Texas’ budget forecast plummeted to a projected $4.6 billion shortfall as the coronavirus pandemic and low oil prices take a heavy toll on one of America’s largest economies, Texas Comptroller Glenn Hegar said Monday.
The new assessment is a sharp reversal from October’s forecast that had Texas in line for an estimated $3 billion surplus. State officials cautioned the bleak new budget projections were fraught with uncertainty given that the virus continues to spread in Texas, which for a month has been one of the hardest-hit parts of the U.S.
Hegar revised the Certification Revenue Estimate (CRE) and now projects a fiscal 2021 ending shortfall of $4.58 billion. The shortfall, which Hegar attributed to the COVID-19 pandemic and recent volatility in oil prices, is a decrease from the $2.89 billion positive year-end balance originally projected in the October 2019 CRE.
In a July 20 letter to state leadership, Hegar said the state will have $110.19 billion in General Revenue-related (GR-R) funds available for general-purpose spending for the 2020-21 biennium, down from a projected $121.76 billion in the October 2019 CRE.
The ending balance does not include the impact of instructions from state leadership directing most agencies to reduce their spending by 5 percent of 2020-21 GR-R appropriations. Any of these savings will reduce the projected shortfall. Similarly, the balance also does not assume any further financial assistance from the federal government as both the prospect and nature of such assistance remain uncertain.
“The economic contraction associated with COVID-19 has resulted in revenue collections this fiscal year that are much lower than our earlier CRE projections,” Hegar said. “It’s important to note that this revised estimate carries unprecedented uncertainty. We’re assuming the state will effectively manage the outbreak and that infection rates won’t overwhelm our health care system. This estimate also assumes that restrictions on businesses and individuals will be lifted before the end of this calendar year and that economic activity will strengthen but not return to pre-pandemic levels by the end of this biennium.”

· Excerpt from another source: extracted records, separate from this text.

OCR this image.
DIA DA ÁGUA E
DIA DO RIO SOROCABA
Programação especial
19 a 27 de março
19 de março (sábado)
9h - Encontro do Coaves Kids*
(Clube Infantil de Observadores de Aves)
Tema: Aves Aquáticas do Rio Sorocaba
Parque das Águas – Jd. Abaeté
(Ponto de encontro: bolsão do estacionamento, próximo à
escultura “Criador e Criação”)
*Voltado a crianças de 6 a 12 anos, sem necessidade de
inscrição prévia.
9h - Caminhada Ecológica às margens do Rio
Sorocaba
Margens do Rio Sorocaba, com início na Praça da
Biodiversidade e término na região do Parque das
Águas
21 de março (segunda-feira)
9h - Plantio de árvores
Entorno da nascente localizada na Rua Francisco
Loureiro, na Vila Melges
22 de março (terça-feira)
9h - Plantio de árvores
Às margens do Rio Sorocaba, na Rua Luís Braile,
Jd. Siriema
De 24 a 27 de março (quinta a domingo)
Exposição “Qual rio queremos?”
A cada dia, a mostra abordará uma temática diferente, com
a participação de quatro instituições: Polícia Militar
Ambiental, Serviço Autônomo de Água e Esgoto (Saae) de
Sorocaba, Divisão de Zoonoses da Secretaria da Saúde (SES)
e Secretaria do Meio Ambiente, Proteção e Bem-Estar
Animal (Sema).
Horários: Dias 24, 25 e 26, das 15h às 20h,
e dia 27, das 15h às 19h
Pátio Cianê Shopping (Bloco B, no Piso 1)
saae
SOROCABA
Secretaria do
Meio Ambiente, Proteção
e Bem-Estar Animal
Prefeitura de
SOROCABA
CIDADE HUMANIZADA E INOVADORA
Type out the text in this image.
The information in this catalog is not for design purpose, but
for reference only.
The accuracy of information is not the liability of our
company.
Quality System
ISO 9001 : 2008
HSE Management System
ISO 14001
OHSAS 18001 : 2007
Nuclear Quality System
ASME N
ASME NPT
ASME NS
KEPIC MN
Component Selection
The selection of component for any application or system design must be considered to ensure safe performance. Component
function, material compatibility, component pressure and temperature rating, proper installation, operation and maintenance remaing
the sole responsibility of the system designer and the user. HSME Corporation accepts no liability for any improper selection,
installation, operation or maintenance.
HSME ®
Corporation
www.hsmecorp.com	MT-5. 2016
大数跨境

The pandemic hit tax revenues hard across the board, particularly hotel, motor vehicle sales, severance and mixed beverage taxes. The state’s sales tax, its largest source of tax revenue, has held up better than some taxes, but still has fallen significantly. Fiscal 2020’s sales tax revenues, buoyed by strong collections in the first half of the year, are expected to finish about 1 percent below fiscal 2019 totals, followed by a drop of more than 4 percent in fiscal 2021.
The Economic Stabilization Fund (ESF, or the state’s “Rainy Day Fund”) and the State Highway Fund (SHF) both receive funding from oil and natural gas severance taxes. In fiscal 2021, the ESF and SHF each will receive $1.1 billion in transfers from the General Revenue Fund for severance taxes collected in fiscal 2020. Severance tax collections in fiscal 2021 are expected to drop significantly from fiscal 2020, resulting in smaller fiscal 2022 transfers to the ESF and SHF of about $620 million each.

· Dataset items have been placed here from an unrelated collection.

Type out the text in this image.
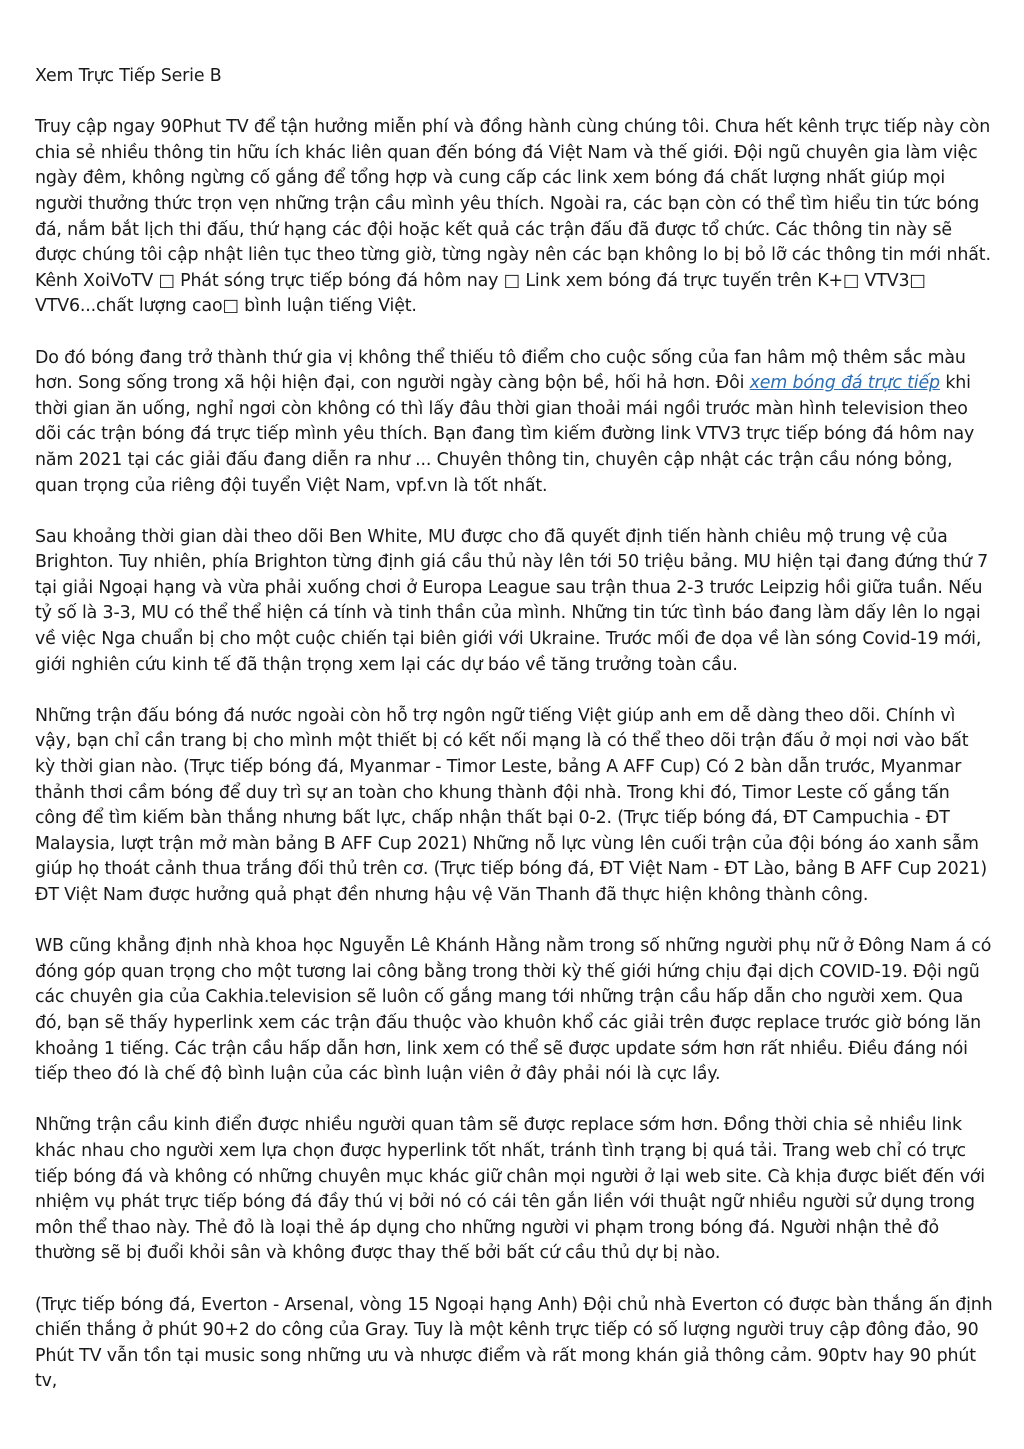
Xem Trực Tiếp Serie B

Truy cập ngay 90Phut TV để tận hưởng miễn phí và đồng hành cùng chúng tôi. Chưa hết kênh trực tiếp này còn chia sẻ nhiều thông tin hữu ích khác liên quan đến bóng đá Việt Nam và thế giới. Đội ngũ chuyên gia làm việc ngày đêm, không ngừng cố gắng để tổng hợp và cung cấp các link xem bóng đá chất lượng nhất giúp mọi người thưởng thức trọn vẹn những trận cầu mình yêu thích. Ngoài ra, các bạn còn có thể tìm hiểu tin tức bóng đá, nắm bắt lịch thi đấu, thứ hạng các đội hoặc kết quả các trận đấu đã được tổ chức. Các thông tin này sẽ được chúng tôi cập nhật liên tục theo từng giờ, từng ngày nên các bạn không lo bị bỏ lỡ các thông tin mới nhất. Kênh XoiVoTV □ Phát sóng trực tiếp bóng đá hôm nay □ Link xem bóng đá trực tuyến trên K+□ VTV3□ VTV6...chất lượng cao□ bình luận tiếng Việt.

Do đó bóng đang trở thành thứ gia vị không thể thiếu tô điểm cho cuộc sống của fan hâm mộ thêm sắc màu hơn. Song sống trong xã hội hiện đại, con người ngày càng bộn bề, hối hả hơn. Đôi xem bóng đá trực tiếp khi thời gian ăn uống, nghỉ ngơi còn không có thì lấy đâu thời gian thoải mái ngồi trước màn hình television theo dõi các trận bóng đá trực tiếp mình yêu thích. Bạn đang tìm kiếm đường link VTV3 trực tiếp bóng đá hôm nay năm 2021 tại các giải đấu đang diễn ra như ... Chuyên thông tin, chuyên cập nhật các trận cầu nóng bỏng, quan trọng của riêng đội tuyển Việt Nam, vpf.vn là tốt nhất.

Sau khoảng thời gian dài theo dõi Ben White, MU được cho đã quyết định tiến hành chiêu mộ trung vệ của Brighton. Tuy nhiên, phía Brighton từng định giá cầu thủ này lên tới 50 triệu bảng. MU hiện tại đang đứng thứ 7 tại giải Ngoại hạng và vừa phải xuống chơi ở Europa League sau trận thua 2-3 trước Leipzig hồi giữa tuần. Nếu tỷ số là 3-3, MU có thể thể hiện cá tính và tinh thần của mình. Những tin tức tình báo đang làm dấy lên lo ngại về việc Nga chuẩn bị cho một cuộc chiến tại biên giới với Ukraine. Trước mối đe dọa về làn sóng Covid-19 mới, giới nghiên cứu kinh tế đã thận trọng xem lại các dự báo về tăng trưởng toàn cầu.

Những trận đấu bóng đá nước ngoài còn hỗ trợ ngôn ngữ tiếng Việt giúp anh em dễ dàng theo dõi. Chính vì vậy, bạn chỉ cần trang bị cho mình một thiết bị có kết nối mạng là có thể theo dõi trận đấu ở mọi nơi vào bất kỳ thời gian nào. (Trực tiếp bóng đá, Myanmar - Timor Leste, bảng A AFF Cup) Có 2 bàn dẫn trước, Myanmar thảnh thơi cầm bóng để duy trì sự an toàn cho khung thành đội nhà. Trong khi đó, Timor Leste cố gắng tấn công để tìm kiếm bàn thắng nhưng bất lực, chấp nhận thất bại 0-2. (Trực tiếp bóng đá, ĐT Campuchia - ĐT Malaysia, lượt trận mở màn bảng B AFF Cup 2021) Những nỗ lực vùng lên cuối trận của đội bóng áo xanh sẫm giúp họ thoát cảnh thua trắng đối thủ trên cơ. (Trực tiếp bóng đá, ĐT Việt Nam - ĐT Lào, bảng B AFF Cup 2021) ĐT Việt Nam được hưởng quả phạt đền nhưng hậu vệ Văn Thanh đã thực hiện không thành công.

WB cũng khẳng định nhà khoa học Nguyễn Lê Khánh Hằng nằm trong số những người phụ nữ ở Đông Nam á có đóng góp quan trọng cho một tương lai công bằng trong thời kỳ thế giới hứng chịu đại dịch COVID-19. Đội ngũ các chuyên gia của Cakhia.television sẽ luôn cố gắng mang tới những trận cầu hấp dẫn cho người xem. Qua đó, bạn sẽ thấy hyperlink xem các trận đấu thuộc vào khuôn khổ các giải trên được replace trước giờ bóng lăn khoảng 1 tiếng. Các trận cầu hấp dẫn hơn, link xem có thể sẽ được update sớm hơn rất nhiều. Điều đáng nói tiếp theo đó là chế độ bình luận của các bình luận viên ở đây phải nói là cực lầy.

Những trận cầu kinh điển được nhiều người quan tâm sẽ được replace sớm hơn. Đồng thời chia sẻ nhiều link khác nhau cho người xem lựa chọn được hyperlink tốt nhất, tránh tình trạng bị quá tải. Trang web chỉ có trực tiếp bóng đá và không có những chuyên mục khác giữ chân mọi người ở lại web site. Cà khịa được biết đến với nhiệm vụ phát trực tiếp bóng đá đầy thú vị bởi nó có cái tên gắn liền với thuật ngữ nhiều người sử dụng trong môn thể thao này. Thẻ đỏ là loại thẻ áp dụng cho những người vi phạm trong bóng đá. Người nhận thẻ đỏ thường sẽ bị đuổi khỏi sân và không được thay thế bởi bất cứ cầu thủ dự bị nào.

(Trực tiếp bóng đá, Everton - Arsenal, vòng 15 Ngoại hạng Anh) Đội chủ nhà Everton có được bàn thắng ấn định chiến thắng ở phút 90+2 do công của Gray. Tuy là một kênh trực tiếp có số lượng người truy cập đông đảo, 90 Phút TV vẫn tồn tại music song những ưu và nhược điểm và rất mong khán giả thông cảm. 90ptv hay 90 phút tv,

After accounting for appropriations and investment and interest earnings, this estimate projects an ESF fiscal 2021 ending balance of $8.79 billion.
Proposition 7, an amendment to the Texas Constitution approved by Texas voters in 2015, requires the first $2.5 billion in sales tax collections exceeding $28 billion in any fiscal year to be deposited to the SHF. The SHF will receive $2.5 billion from sales taxes collected in each year of the biennium, although the final transfer from fiscal 2021 collections will not occur until September 2021, the first month of fiscal 2022.

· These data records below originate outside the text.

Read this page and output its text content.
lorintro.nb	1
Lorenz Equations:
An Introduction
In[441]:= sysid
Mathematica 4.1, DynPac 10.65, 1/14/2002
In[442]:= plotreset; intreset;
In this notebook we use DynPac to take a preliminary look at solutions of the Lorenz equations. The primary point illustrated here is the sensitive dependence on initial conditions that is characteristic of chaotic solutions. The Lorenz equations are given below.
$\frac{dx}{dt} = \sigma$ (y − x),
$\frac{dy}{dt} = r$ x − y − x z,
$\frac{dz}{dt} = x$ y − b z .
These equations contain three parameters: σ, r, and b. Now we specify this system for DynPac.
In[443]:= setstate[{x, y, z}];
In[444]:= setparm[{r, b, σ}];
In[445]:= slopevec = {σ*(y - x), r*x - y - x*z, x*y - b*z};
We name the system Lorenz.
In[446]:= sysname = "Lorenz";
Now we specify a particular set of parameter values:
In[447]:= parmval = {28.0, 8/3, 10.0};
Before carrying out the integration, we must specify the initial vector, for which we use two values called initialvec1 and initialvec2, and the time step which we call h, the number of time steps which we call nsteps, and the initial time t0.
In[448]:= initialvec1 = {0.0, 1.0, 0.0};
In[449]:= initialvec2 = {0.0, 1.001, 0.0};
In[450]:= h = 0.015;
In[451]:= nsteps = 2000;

“In the coming months, some economic indicators will establish new records for rates of growth, but those records will be on the back of this year’s unprecedented declines,” Hegar said. “The rebound will leave many measures of economic health below pre-pandemic levels. Consumers and businesses must be confident the virus is controlled before economic output, employment and revenues return to pre-pandemic levels.”
There are substantial risks to this forecast on both the upside and downside. If the spread of the virus slows or stops sooner than anticipated, if consumers and businesses return to pre-pandemic levels of economic activity more readily than assumed or if the federal government pro¬vides more aid, Texas may finish the 2020-21 biennium with more revenue than projected today. On the other hand, if COVID-19 case counts continue to increase or accelerate, if there is a substantial new wave of infections nationally or in Texas in the fall or winter or if consum¬ers and businesses are slower to resume economic activ¬ity than assumed, revenue collected this biennium could fall short, perhaps far short, of this updated forecast.